Hallo,
angenommen jemand arbeitet im Bewachungsunternehmen, macht ca 22 Nachtschichten, wird dann ins Büro gerufen, um einen Aufhebungsvertrag zu unterschreiben, er wird von 2 Mann bequatscht, erhält vollig falsche Information, solltest unterschreiben sonst gibts kein Arbeitslosengeld, usw.

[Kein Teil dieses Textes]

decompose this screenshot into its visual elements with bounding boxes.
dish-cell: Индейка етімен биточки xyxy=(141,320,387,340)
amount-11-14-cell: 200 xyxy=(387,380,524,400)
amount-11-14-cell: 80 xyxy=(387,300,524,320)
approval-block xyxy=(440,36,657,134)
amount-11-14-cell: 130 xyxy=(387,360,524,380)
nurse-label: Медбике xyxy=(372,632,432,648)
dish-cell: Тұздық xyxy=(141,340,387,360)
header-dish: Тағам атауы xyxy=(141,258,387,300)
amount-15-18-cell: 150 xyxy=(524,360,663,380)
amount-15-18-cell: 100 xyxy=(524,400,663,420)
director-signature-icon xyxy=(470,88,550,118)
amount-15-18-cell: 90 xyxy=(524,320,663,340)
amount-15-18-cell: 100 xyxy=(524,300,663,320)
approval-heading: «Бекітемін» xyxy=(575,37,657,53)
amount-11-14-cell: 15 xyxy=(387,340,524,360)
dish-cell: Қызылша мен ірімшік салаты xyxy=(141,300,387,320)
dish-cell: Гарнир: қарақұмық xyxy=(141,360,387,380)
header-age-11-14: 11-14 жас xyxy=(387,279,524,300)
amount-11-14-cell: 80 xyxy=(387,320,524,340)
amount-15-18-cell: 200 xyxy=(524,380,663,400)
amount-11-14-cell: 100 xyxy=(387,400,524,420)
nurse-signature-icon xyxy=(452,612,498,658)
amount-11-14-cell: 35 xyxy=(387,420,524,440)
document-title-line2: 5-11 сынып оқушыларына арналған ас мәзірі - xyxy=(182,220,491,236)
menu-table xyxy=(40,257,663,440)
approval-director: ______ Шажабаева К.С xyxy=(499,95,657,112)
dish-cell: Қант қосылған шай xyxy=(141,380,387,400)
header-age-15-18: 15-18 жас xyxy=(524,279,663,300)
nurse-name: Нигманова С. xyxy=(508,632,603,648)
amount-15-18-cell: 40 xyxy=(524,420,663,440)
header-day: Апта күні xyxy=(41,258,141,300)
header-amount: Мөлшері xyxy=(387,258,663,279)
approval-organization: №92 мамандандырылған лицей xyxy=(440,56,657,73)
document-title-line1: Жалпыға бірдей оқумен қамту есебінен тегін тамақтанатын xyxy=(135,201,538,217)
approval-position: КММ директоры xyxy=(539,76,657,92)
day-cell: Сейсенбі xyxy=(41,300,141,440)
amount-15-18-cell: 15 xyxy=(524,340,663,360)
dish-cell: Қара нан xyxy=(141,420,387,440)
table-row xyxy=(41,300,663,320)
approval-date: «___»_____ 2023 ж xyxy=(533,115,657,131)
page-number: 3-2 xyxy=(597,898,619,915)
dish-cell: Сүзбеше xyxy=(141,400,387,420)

Er ist totmüde, nicht geschäftsfähig ? und unterschreibt.
Später fällt ihm ein, ehemaliger Soldat, dass das wie ein Verhör mit Schlafentzug vom Geheimdienst aufgezogen war.
was kann er tun damit er wenigstens noch ne Abfindung kriegt?
oder die Firma anzeigen usw.
Danke
Roland
Hi Roland,
einerseits:
Dumm gelaufen (wenn mir einer was reindruecken will & Angstszenario aufbaut, dann werde ich prinzipiell hellhoerig und bitte mir Zeit z ueberlegen aus)
andererseits:
Gibt es eine Kopie von dem Schreiben, welches der AN bekommen hat nach Unterschrift ?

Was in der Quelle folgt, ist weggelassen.